You're cavalierly waving away a whole boatload of problems that will
arise as soon as you start trying to make the index AMs play along
with this :-(. Hash for instance has very narrow-minded ideas about
page allocation within its indexes.
Also, I don't think that "use the special space" will scale to handle
other kinds of maps such as the proposed dead space map. (This is
exactly why I said the other day that we need a design roadmap for all
these ideas.)
The idea that's becoming attractive to me while contemplating the
multiple-maps problem is that we should adopt something similar to
the old Mac OS idea of multiple "forks" in a relation. In addition
to the main data fork which contains the same info as now, there could
be one or more map forks which are separate files in the filesystem.

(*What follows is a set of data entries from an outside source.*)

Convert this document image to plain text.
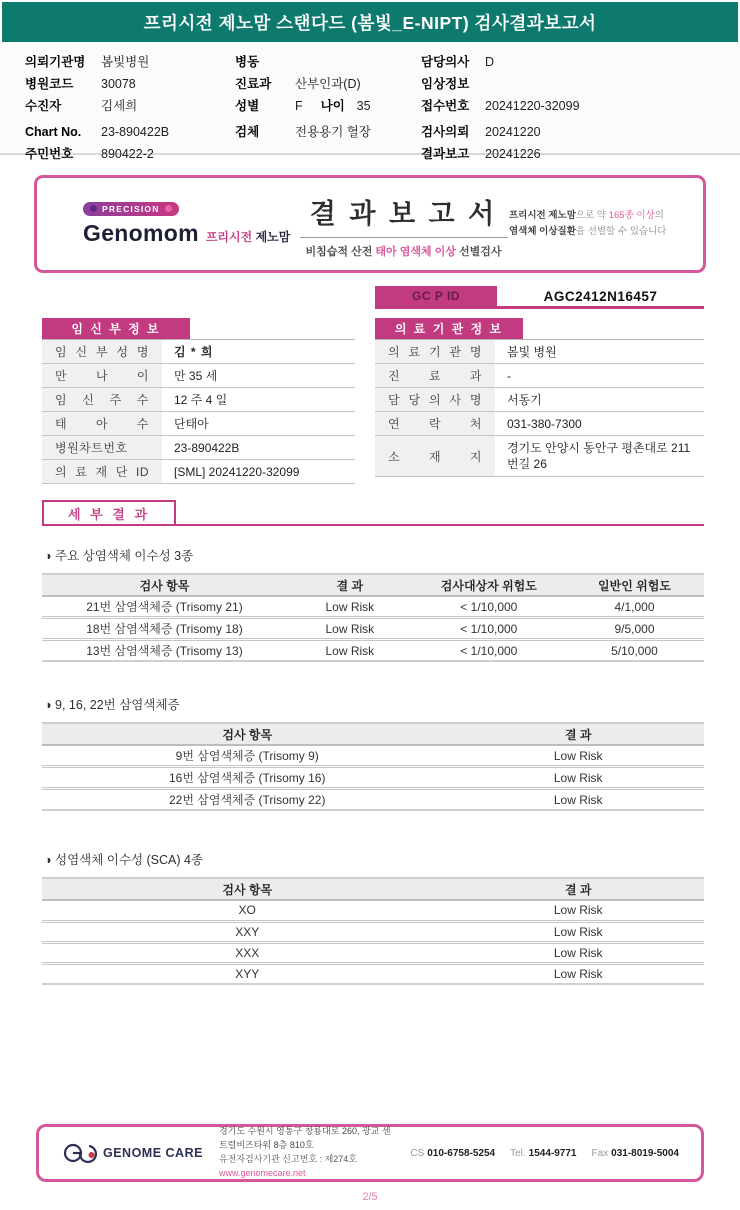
프리시전 제노맘 스탠다드 (봄빛_E-NIPT) 검사결과보고서
의뢰기관명 봄빛병원
병원코드 30078
수진자	김세희
Chart No. 23-890422B
주민번호 890422-2
병동
진료과 산부인과(D)
성별	F 나이 35
검체	전용용기 혈장
담당의사 D
임상정보
접수번호 20241220-32099
검사의뢰 20241220
결과보고 20241226
PRECISION
Genomom 프리시전 제노맘
결 과 보 고 서
비침습적 산전 태아 염색체 이상 선별검사
프리시전 제노맘으로 약 165종 이상의
염색체 이상질환을 선별할 수 있습니다
GC P ID	AGC2412N16457
임 신 부 정 보
임 신 부 성 명	김 * 희
만 나 이	만 35 세
임 신 주 수	12 주 4 일
태 아 수	단태아
병원차트번호	23-890422B
의 료 재 단 ID	[SML] 20241220-32099
의 료 기 관 정 보
의 료 기 관 명	봄빛 병원
진 료 과	-
담 당 의 사 명	서동기
연 락 처	031-380-7300
소 재 지	경기도 안양시 동안구 평촌대로 211번길 26
세 부 결 과
◑ 주요 상염색체 이수성 3종
검사 항목	결 과	검사대상자 위험도	일반인 위험도
21번 삼염색체증 (Trisomy 21)	Low Risk	< 1/10,000	4/1,000
18번 삼염색체증 (Trisomy 18)	Low Risk	< 1/10,000	9/5,000
13번 삼염색체증 (Trisomy 13)	Low Risk	< 1/10,000	5/10,000
◑ 9, 16, 22번 삼염색체증
검사 항목	결 과
9번 삼염색체증 (Trisomy 9)	Low Risk
16번 삼염색체증 (Trisomy 16)	Low Risk
22번 삼염색체증 (Trisomy 22)	Low Risk
◑ 성염색체 이수성 (SCA) 4종
검사 항목	결 과
XO	Low Risk
XXY	Low Risk
XXX	Low Risk
XYY	Low Risk
GENOME CARE
경기도 수원시 영통구 창룡대로 260, 광교 센트럴비즈타워 8층 810호
유전자검사기관 신고번호 : 제274호
www.genomecare.net
CS 010-6758-5254 Tel. 1544-9771 Fax 031-8019-5004
2/5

They are named by relfilenode plus an extension, for instance a relation
with relfilenode NNN would have a data fork in file NNN (plus perhaps
NNN.1, NNN.2, etc) and a map fork named something like NNN.map (plus
NNN.map.1 etc as needed). We'd have to add one more field to buffer
lookup keys (BufferTag) to disambiguate which fork the referenced page
is in. Having bitten that bullet, though, the idea trivially scales to
any number of map forks with potentially different space requirements
and different locking and WAL-logging requirements.
Another possible advantage is that a new map fork could be added to an
existing table without much trouble. Which is certainly something we'd
need if we ever hope to get update-in-place working.
The main disadvantage I can see is that for very small tables, the
percentage overhead from multiple map forks of one page apiece is
annoyingly high. However, most of the point of a map disappears if
the table is small, so we might finesse that by not creating any maps
until the table has reached some minimum size.